O que foi muito explorado pelas mídias foi o fato de, entre os suspeitos, estarem pessoas apresentadas como pastores evangélicos. Entretanto, a  nota da operação policial oferece nítida explicação, não abrindo margem para tal conclusão: 

A Polícia Civil do Distrito Federal, por meio da Delegacia de Repressão aos Crimes Contra a Ordem Tributária, vinculada ao Departamento de Combate à Corrupção e ao Crime Organizado (DOT/DECOR), deflagrou, na manhã de hoje (20), a operação denominada “FALSO PROFETA”, para o cumprimento de dois mandados de prisão preventiva e dezesseis mandados de busca e apreensão, com o objetivo de combater organização que atua na prática de estelionato e outros crimes no Distrito Federal e em várias outras unidades da federação(…) O golpe consiste na conversa enganosa através de redes sociais (Youtube, Telegram, Instagram, Whatsapp, etc.), abusando da fé alheia, da crença religiosa e invocando de uma teoria conspiratória apelidada de “Nesara Gesara”, para convencer as vítimas, em sua grande maioria evangélicas, a investirem suas economias em falsas operações financeiras ou falsos projetos de ações humanitárias, com promessa de retorno financeiro imediato e rentabilidade estratosférica. Foi detectada, por exemplo, a promessa de que somente com um depósito (“aporte”) de R$ 25 as pessoas poderiam receber de volta nas “operações” o valor de Um Octilhão de Reais, ou mesmo “investir” R$ 2.000 para ganhar 350 bilhões de centilhões de euros.” 

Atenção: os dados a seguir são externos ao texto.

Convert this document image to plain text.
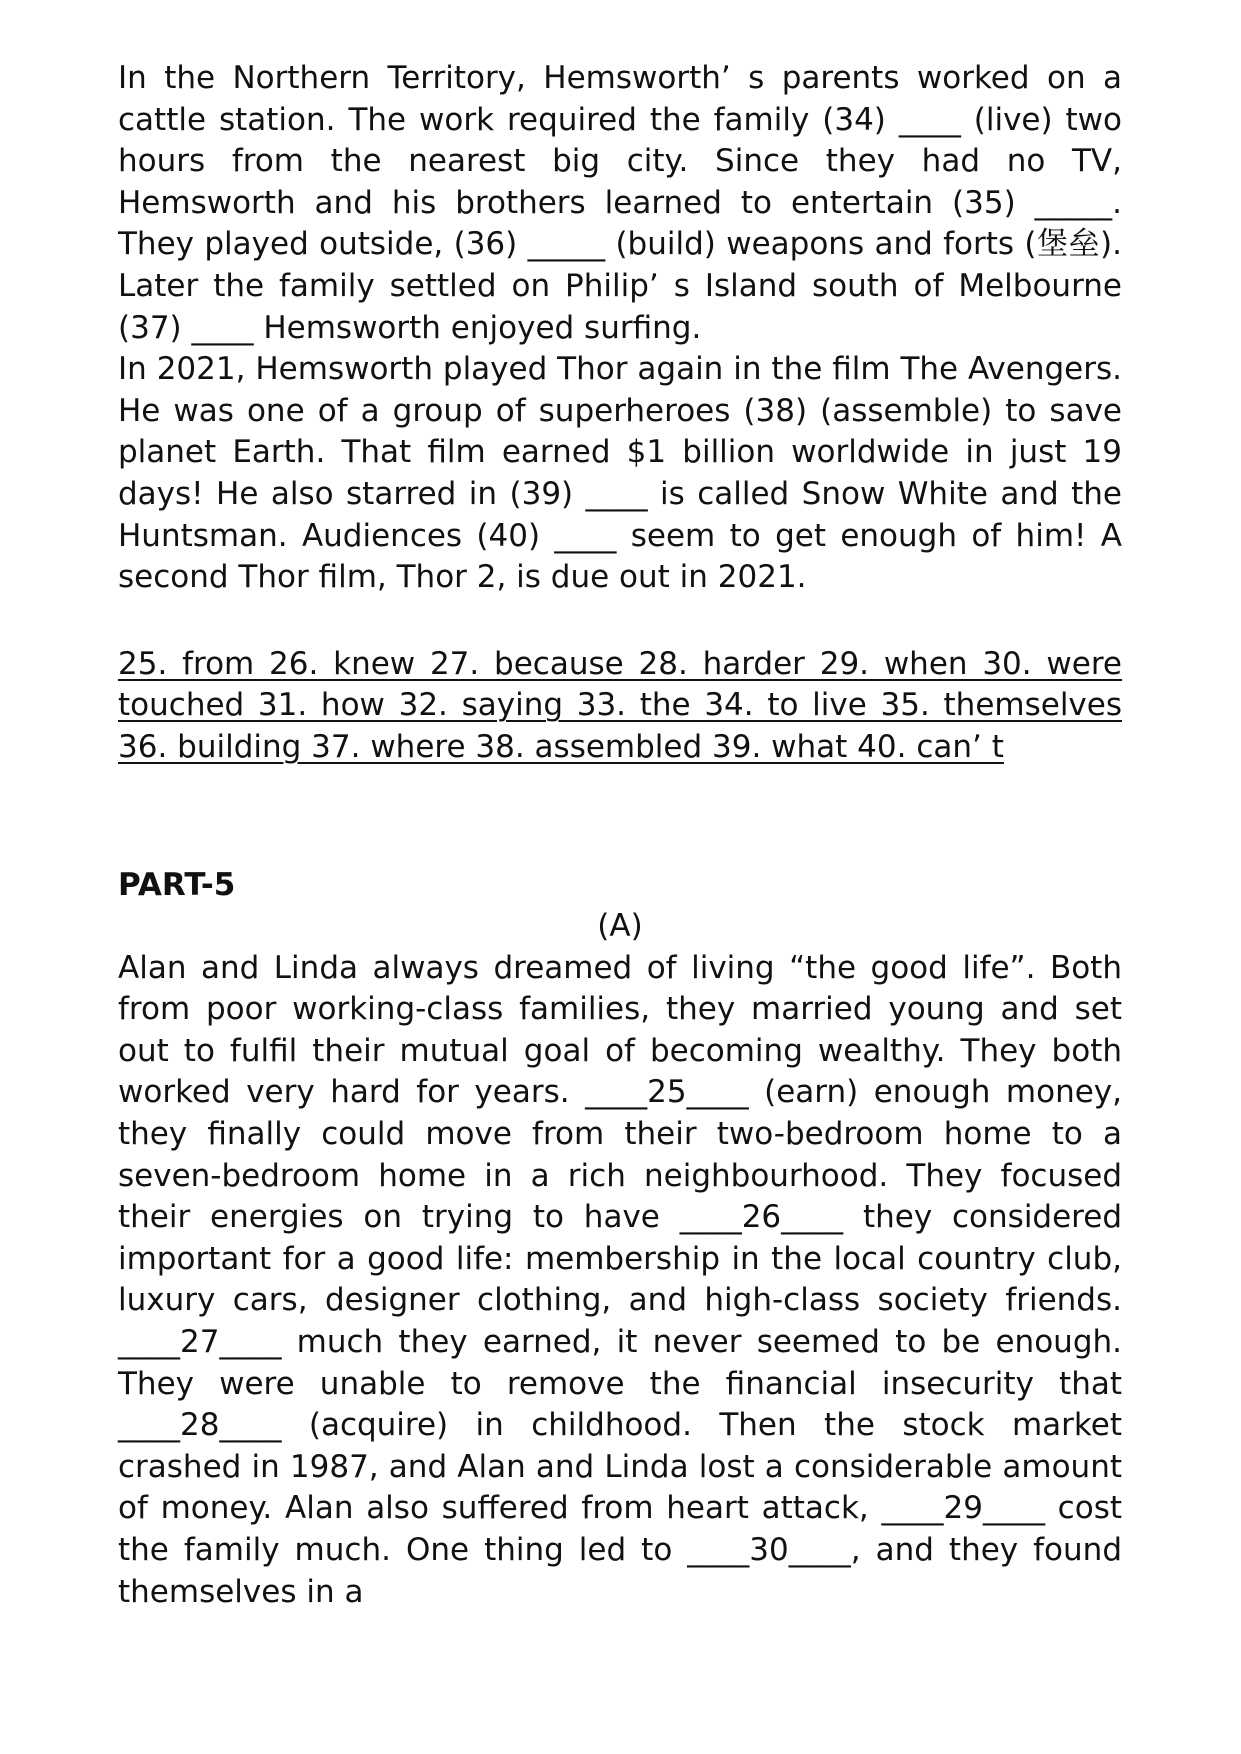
In the Northern Territory, Hemsworth’ s parents worked on a cattle station. The work required the family (34) ____ (live) two hours from the nearest big city. Since they had no TV, Hemsworth and his brothers learned to entertain (35) _____. They played outside, (36) _____ (build) weapons and forts (堡垒). Later the family settled on Philip’ s Island south of Melbourne (37) ____ Hemsworth enjoyed surfing.

In 2021, Hemsworth played Thor again in the film The Avengers. He was one of a group of superheroes (38) (assemble) to save planet Earth. That film earned $1 billion worldwide in just 19 days! He also starred in (39) ____ is called Snow White and the Huntsman. Audiences (40) ____ seem to get enough of him! A second Thor film, Thor 2, is due out in 2021.

25. from 26. knew 27. because 28. harder 29. when 30. were touched 31. how 32. saying 33. the 34. to live 35. themselves 36. building 37. where 38. assembled 39. what 40. can’ t

PART-5

(A)

Alan and Linda always dreamed of living “the good life”. Both from poor working-class families, they married young and set out to fulfil their mutual goal of becoming wealthy. They both worked very hard for years. ____25____ (earn) enough money, they finally could move from their two-bedroom home to a seven-bedroom home in a rich neighbourhood. They focused their energies on trying to have ____26____ they considered important for a good life: membership in the local country club, luxury cars, designer clothing, and high-class society friends. ____27____ much they earned, it never seemed to be enough. They were unable to remove the financial insecurity that ____28____ (acquire) in childhood. Then the stock market crashed in 1987, and Alan and Linda lost a considerable amount of money. Alan also suffered from heart attack, ____29____ cost the family much. One thing led to ____30____, and they found themselves in a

Reprodução do site da Polícia Civil do DF

Bereia, porém, verificou que as notícias sobre a operação do DF, disseminadas pelas mídias sociais, geraram uma avalanche de comentários, generalizações e ampliações, tendo até mesmo registrado menções a “centenas de presos”. Invariavelmente, as chamadas traziam o texto “Pastor preso”, em referência ao golpista Osório Lopes Júnior. 

Bereia já havia checado conteúdo sobre o perfil de Osório Lopes Júnior , em abril 2022, por conta de outros golpes de mesma natureza, e concluiu que o uso do título religioso de “pastor” era enganoso. 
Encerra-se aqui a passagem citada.